Nowadays, those risks are more common knowledge, largely brought to light by one of the world’s largest manufacturers of industrial carpeting, Interface Inc. Its late founder and chairman, Ray C. Anderson, made it a personal mission to set in place a “midcourse correction” of the industry that was his lifeblood–seemingly against his own business interests. But the new mission was a rousing success; under it, the company doubled its sales and profits.

Today, Interface faces competition from manufacturers who spot a business opportunity  in environmentally minded flooring as climate change becomes an international crisis. In the absence of its founder, who died in 2011, will Interface be able to uphold his legacy?

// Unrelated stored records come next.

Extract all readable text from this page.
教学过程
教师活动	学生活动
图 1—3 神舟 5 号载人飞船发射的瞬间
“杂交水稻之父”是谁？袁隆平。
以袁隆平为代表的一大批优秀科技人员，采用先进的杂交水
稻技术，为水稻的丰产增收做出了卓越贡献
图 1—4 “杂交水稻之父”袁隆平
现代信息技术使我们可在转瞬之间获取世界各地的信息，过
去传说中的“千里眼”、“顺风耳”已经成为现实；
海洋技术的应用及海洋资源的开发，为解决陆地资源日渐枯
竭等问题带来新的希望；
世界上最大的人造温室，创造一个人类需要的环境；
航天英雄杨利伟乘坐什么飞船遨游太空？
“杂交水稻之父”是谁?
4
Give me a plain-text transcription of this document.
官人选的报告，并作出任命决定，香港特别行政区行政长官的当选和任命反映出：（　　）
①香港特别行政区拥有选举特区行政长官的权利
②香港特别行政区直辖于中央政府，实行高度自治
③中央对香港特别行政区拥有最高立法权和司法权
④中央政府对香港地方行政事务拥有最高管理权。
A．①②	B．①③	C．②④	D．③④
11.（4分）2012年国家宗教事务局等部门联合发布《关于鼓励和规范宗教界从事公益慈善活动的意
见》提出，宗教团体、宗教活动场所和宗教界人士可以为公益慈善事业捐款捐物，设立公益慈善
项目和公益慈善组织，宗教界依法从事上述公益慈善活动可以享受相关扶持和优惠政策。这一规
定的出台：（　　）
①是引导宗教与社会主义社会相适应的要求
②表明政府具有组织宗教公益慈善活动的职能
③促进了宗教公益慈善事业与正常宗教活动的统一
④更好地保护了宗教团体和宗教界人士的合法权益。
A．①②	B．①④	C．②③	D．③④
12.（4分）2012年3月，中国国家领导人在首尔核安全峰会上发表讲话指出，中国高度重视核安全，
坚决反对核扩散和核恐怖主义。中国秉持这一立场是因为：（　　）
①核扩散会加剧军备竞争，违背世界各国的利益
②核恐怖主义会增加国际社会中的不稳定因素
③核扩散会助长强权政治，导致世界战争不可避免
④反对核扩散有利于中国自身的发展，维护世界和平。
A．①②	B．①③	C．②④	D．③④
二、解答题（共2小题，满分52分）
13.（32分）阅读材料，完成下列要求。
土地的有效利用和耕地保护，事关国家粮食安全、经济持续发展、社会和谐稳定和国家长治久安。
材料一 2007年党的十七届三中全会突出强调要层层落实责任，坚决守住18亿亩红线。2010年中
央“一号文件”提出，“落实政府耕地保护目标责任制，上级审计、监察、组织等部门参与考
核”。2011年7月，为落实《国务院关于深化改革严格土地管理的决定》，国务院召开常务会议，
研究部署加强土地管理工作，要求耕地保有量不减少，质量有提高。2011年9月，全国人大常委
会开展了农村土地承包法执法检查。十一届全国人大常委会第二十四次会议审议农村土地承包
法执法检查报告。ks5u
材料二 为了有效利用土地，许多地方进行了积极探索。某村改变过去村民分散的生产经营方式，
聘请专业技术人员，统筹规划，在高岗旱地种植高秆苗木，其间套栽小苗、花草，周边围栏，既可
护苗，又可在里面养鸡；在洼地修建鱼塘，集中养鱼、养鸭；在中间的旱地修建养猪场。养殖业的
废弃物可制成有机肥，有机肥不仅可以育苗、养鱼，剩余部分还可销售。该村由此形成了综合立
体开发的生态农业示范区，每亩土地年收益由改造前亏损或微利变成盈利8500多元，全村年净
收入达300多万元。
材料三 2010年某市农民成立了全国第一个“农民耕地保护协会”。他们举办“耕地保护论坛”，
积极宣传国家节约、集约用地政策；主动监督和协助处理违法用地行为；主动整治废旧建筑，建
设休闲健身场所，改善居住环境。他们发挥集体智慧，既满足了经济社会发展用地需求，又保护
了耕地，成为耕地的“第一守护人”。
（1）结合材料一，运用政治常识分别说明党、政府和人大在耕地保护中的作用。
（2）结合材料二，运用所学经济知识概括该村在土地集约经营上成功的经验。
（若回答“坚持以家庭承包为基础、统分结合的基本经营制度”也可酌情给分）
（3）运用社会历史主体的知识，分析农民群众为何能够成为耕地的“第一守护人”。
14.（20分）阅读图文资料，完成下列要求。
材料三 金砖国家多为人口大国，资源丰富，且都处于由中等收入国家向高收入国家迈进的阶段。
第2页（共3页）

A SPEAR IN THE CHEST EPIPHANY

Anderson spent more than two decades growing a modest operation into a global, lucrative billion-dollar operation. Then he began to steer his company toward radically sustainable practices in 1994, after reading Paul Hawken’s The Ecology of Commerce, which triggered in him a profound “spear in the chest” epiphany, as he said in a 2009 TED talk. Curious to know his company’s exact environmental footprint, Anderson had his engineers calculate the waste cost of its overhead, and was shocked by the findings: more than 1 billion pounds of raw virgin materials, a majority of it oil and natural gas, used to produce nylon and polyester-based textiles that were the backbone of his product line–not to mention the whole carpet industry. It was then that Anderson resolved to disrupt his own business model.

For the following 17 years, up until his death in 2011, Anderson worked to meet the requirements of Mission Zero, Interface’s program and pledge to  halt the use and production of virgin materials by 2020. On his watch, the company launched the ReEntry buyback program, its first major sustainability initiative, in 1995. The program collects and reclaims post-consumer, vinyl-backed carpet tiles–whether or not they’ve been produced by their competitors–as a core source of its manufacturing process. The ReEntry program, which continues today, has since diverted more than 360 million pounds of carpet to date in North and South America. Such programs are fairly common in retail nowadays, but that wasn’t the case in 1995–and it made environmentalists hail Anderson as an unlikely hero of the sustainable movement.